The world tour of the digital replica of the Arch of Palmyra, Syria (Arch of Triumph) made its arrival in Washington D.C. on September 26, 2018. Bypassing a plethora of five-star performance venues, the arch was erected in the middle of the National Mall, with the Washington Monument behind it and the Capital Dome in its crosshairs. In antiquity, this Arch was the entrance to the Temple of Baal. Until Elijah’s drive-by hit on Baal’s boyz’, this god was considered the greatest deity in the post antediluvian world, to whom the religious devotes sacrificed their children in ‘confirmation’ of their pact, ensuring pleasant providence for those yet to be fed to the fires.

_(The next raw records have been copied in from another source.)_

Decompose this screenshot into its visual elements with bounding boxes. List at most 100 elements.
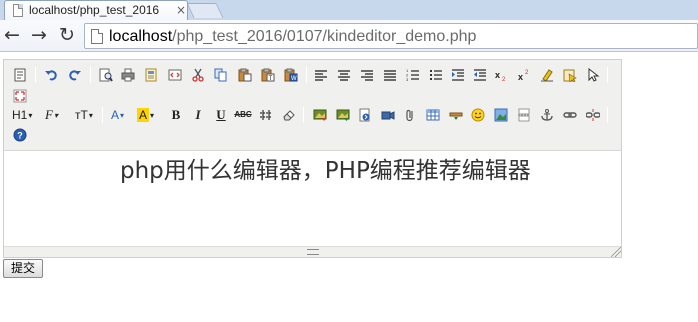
clear-format-icon[interactable] [539, 67, 555, 83]
multi-image-icon[interactable] [335, 107, 351, 123]
svg-text:2: 2 [502, 77, 506, 82]
image-icon[interactable] [312, 107, 328, 123]
help-icon[interactable]: ? [12, 127, 28, 143]
underline-button[interactable]: U [213, 107, 229, 123]
address-bar[interactable]: localhost/php_test_2016/0107/kindeditor_… [84, 23, 698, 49]
unlink-icon[interactable] [585, 107, 601, 123]
browser-window: localhost/php_test_2016 × ← → ↻ localhos… [0, 0, 698, 322]
outdent-icon[interactable] [472, 67, 488, 83]
toolbar-separator [306, 67, 307, 83]
pointer-icon[interactable] [585, 67, 601, 83]
back-button[interactable]: ← [2, 25, 22, 45]
preview-icon[interactable] [98, 67, 114, 83]
svg-text:x: x [518, 72, 523, 82]
font-size-dropdown[interactable]: тT▾ [75, 107, 93, 123]
ordered-list-icon[interactable]: 123 [405, 67, 421, 83]
navigation-bar: ← → ↻ localhost/php_test_2016/0107/kinde… [0, 20, 698, 52]
superscript-icon[interactable]: x2 [517, 67, 533, 83]
copy-icon[interactable] [213, 67, 229, 83]
source-icon[interactable] [12, 67, 28, 83]
font-color-dropdown[interactable]: A▾ [111, 107, 124, 123]
eraser-icon[interactable] [281, 107, 297, 123]
heading-label: H1 [12, 108, 28, 122]
page-icon [91, 29, 103, 44]
cut-icon[interactable] [190, 67, 206, 83]
toolbar-separator [102, 107, 103, 123]
chevron-down-icon: ▾ [120, 110, 125, 120]
undo-icon[interactable] [43, 67, 59, 83]
attachment-icon[interactable] [402, 107, 418, 123]
url-path: /php_test_2016/0107/kindeditor_demo.php [172, 28, 477, 45]
code-icon[interactable] [167, 67, 183, 83]
paste-word-icon[interactable]: W [283, 67, 299, 83]
chevron-down-icon: ▾ [88, 110, 93, 120]
strikethrough-button[interactable]: ABC [234, 107, 251, 123]
font-name-dropdown[interactable]: F▾ [45, 107, 58, 123]
unordered-list-icon[interactable] [428, 67, 444, 83]
toolbar-separator [607, 67, 608, 83]
align-right-icon[interactable] [359, 67, 375, 83]
new-tab-button[interactable] [186, 3, 224, 18]
svg-text:3: 3 [406, 77, 409, 82]
media-icon[interactable] [380, 107, 396, 123]
emoticon-icon[interactable] [470, 107, 486, 123]
font-name-label: F [45, 107, 53, 122]
font-size-label: тT [75, 108, 88, 122]
reload-button[interactable]: ↻ [57, 25, 77, 45]
paste-plain-icon[interactable]: T [260, 67, 276, 83]
justify-icon[interactable] [382, 67, 398, 83]
redo-icon[interactable] [67, 67, 83, 83]
tab-strip: localhost/php_test_2016 × [0, 0, 698, 20]
chevron-down-icon: ▾ [28, 110, 33, 120]
table-icon[interactable] [425, 107, 441, 123]
horizontal-rule-icon[interactable] [258, 107, 274, 123]
svg-text:?: ? [17, 131, 23, 141]
subscript-icon[interactable]: x2 [494, 67, 510, 83]
pagebreak-icon[interactable] [516, 107, 532, 123]
toolbar-separator [90, 67, 91, 83]
toolbar-separator [303, 107, 304, 123]
url-host: localhost [109, 28, 173, 45]
align-left-icon[interactable] [313, 67, 329, 83]
highlight-label: A [137, 108, 150, 122]
page-favicon-icon [13, 4, 23, 17]
resize-grip-icon[interactable] [611, 247, 621, 257]
image-manager-icon[interactable] [493, 107, 509, 123]
flash-icon[interactable] [357, 107, 373, 123]
svg-text:x: x [495, 70, 500, 80]
insert-hr-icon[interactable] [448, 107, 464, 123]
heading-dropdown[interactable]: H1▾ [12, 107, 32, 123]
link-icon[interactable] [562, 107, 578, 123]
svg-text:W: W [291, 76, 297, 82]
tab-title: localhost/php_test_2016 [29, 3, 160, 17]
select-all-icon[interactable] [562, 67, 578, 83]
print-icon[interactable] [120, 67, 136, 83]
tab-close-icon[interactable]: × [174, 3, 188, 17]
editor-statusbar [4, 246, 621, 257]
highlight-dropdown[interactable]: A ▾ [137, 107, 154, 123]
browser-tab[interactable]: localhost/php_test_2016 × [4, 0, 188, 20]
align-center-icon[interactable] [336, 67, 352, 83]
fullscreen-icon[interactable] [12, 88, 28, 104]
font-color-label: A [111, 108, 120, 122]
forward-button[interactable]: → [29, 25, 49, 45]
indent-icon[interactable] [450, 67, 466, 83]
template-icon[interactable] [143, 67, 159, 83]
submit-button[interactable]: 提交 [3, 259, 43, 278]
bold-button[interactable]: B [168, 107, 184, 123]
chevron-down-icon: ▾ [150, 110, 155, 120]
italic-button[interactable]: I [190, 107, 206, 123]
editor-resize-drag-icon[interactable] [307, 249, 319, 255]
paste-icon[interactable] [237, 67, 253, 83]
kindeditor: T W 123 x 2 x 2 H1▾ F▾ тT▾ A▾ A ▾ B I U … [3, 59, 622, 258]
chevron-down-icon: ▾ [53, 111, 58, 121]
editor-content-area[interactable]: php用什么编辑器，PHP编程推荐编辑器 [4, 150, 621, 246]
editor-toolbar: T W 123 x 2 x 2 H1▾ F▾ тT▾ A▾ A ▾ B I U … [4, 60, 621, 150]
anchor-icon[interactable] [539, 107, 555, 123]
url-text[interactable]: localhost/php_test_2016/0107/kindeditor_… [109, 27, 476, 47]
svg-text:2: 2 [525, 70, 529, 76]
toolbar-separator [607, 107, 608, 123]
toolbar-separator [35, 67, 36, 83]
svg-text:T: T [269, 76, 273, 82]
editor-content-text[interactable]: php用什么编辑器，PHP编程推荐编辑器 [120, 153, 531, 189]
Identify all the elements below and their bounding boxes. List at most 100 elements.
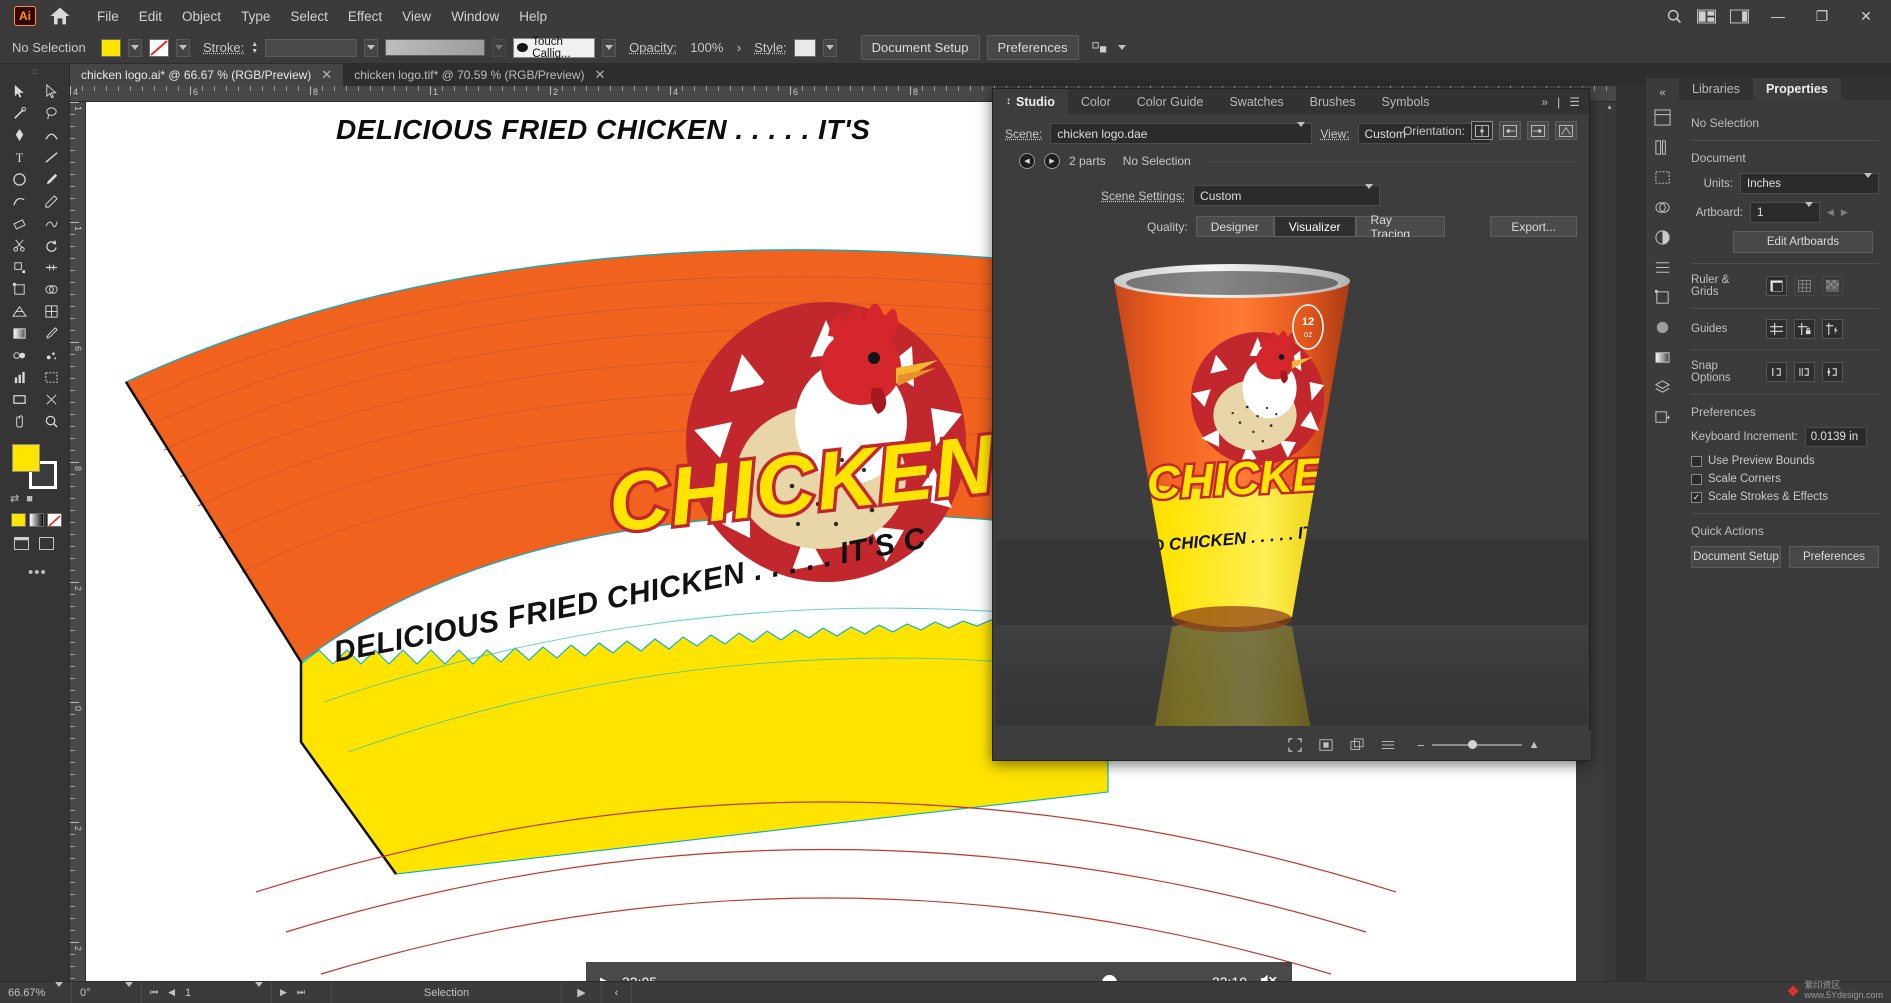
pencil-tool[interactable] <box>35 190 67 212</box>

The popular Catholic mantra, “ordained or permitted” discourages one from attempting to explore the realms of coincidence and chance. But the unwashed oddsmakers are still hiccupping all over themselves after realizing that on the very next day, September 27th, the shoo-in Judge Kavanaugh, Dr. Blasey-Ford and the Editors of America Magazine – The Jesuit Review, in unison hit the wall with a splat. What are the odds?
By the time the Arch was dismantled and placed back in its case on September 30, 2018, the Jesuit educated wunderkind’s family had been destroyed by unfettered, weaponized outrage. The first accuser’s “Go Fund Me” account was four times the asking and counting; Flake had ignited a firestorm and Spartacus had stormed from the building. The FBI was on the prowl seeking criminal indictments and the Katzenjammer Kids, often confused with the Senate Judiciary Committee, were only gaining a vague awareness that they were being watched by every third-world country who were salivating over the farce and tomfoolery that had become America. One could all but hear them chanting in unison, “we have arrived!”
The Jesuit Review
After carefully weighing the evidence in the wake of a televised phenomenon that blacked out the likes of Palus’ thirty-foot killer tsunami, the editors of the esteemed Jesuit Review, America Magazine, were able to provide their studied conclusions on the same day of the massacre. In their gilded sophistry the editors arrived at the nut of the matter, and so stated;
“Judge Kavanaugh continues to enjoy a legal presumption of innocence, but the standard for a nominee to the Supreme Court is far higher; there is no presumption of confirmability. The best of the bad resolutions available in this dilemma is for Judge Kavanaugh’s nomination to be withdrawn.”
In Triple Crown parlance, this is to say that even though Kavanaugh won the Preakness and Belmont, we’ve taken the decision to put him down as a precautionary measure to ensure that fate does not intervene in matters of turf again.
Such a swift cauterizing declaration from the Pope’s own Society of Jesus seems a clarion call even louder than the sea scorched earth of Palu, were that possible. The magazine formally withdrew their endorsement of the Judge’s candidacy at the same time the receding waters of Palu, Indonesia were revealing its own dead. The underlying logic espoused in such a statement all but scours any hint of religiosity, leaving only the metallic voice of sanctimony to harmonize with some ill wind that appears to be driving the people before it.
Long before the amendment criminalizing a person’s right to shout “fire” in a theater, the Native American’s of Eastern Montana had used this ploy to whip up the winds of panic, as routinely as does a Senate hearing; a ploy that even earned it a geographical pin by the name of “Buffalo Jump.” It is a cliff-rimmed escarpment on which the Natives had learned that if they simply stampeded the lead element of a buffalo herd the rest would blindly follow, en mass, over the cliff to the women waiting below with their carving knives. Its applicability in this modern day may be viewed to include some elements of the church which were attempting to front run the merest whiff of scandal in a government tooled for same; not to mention the footloose placarded voices of the frenzied, who themselves were seeking success in a place to go splat.
Even should Judge Kavanaugh reappear from under the bus he was thrown, to “enjoy legal presumption,” the fruits of his lifetime efforts will taste of a man without a religion and a calendar in which only he can believe. At the end of the tour’s layover, Baal made a courtesy call to the editorial staff, offering to barbecue anyone about whom they might still be harboring lingering doubts, as to his or her “confirmability.” Offended by such a presumption the offer was declined out of hand. With great diplomacy and a cleverly crafted admonishment, they offered in return the assurance that they are more than capable of eating their own. What are the odds?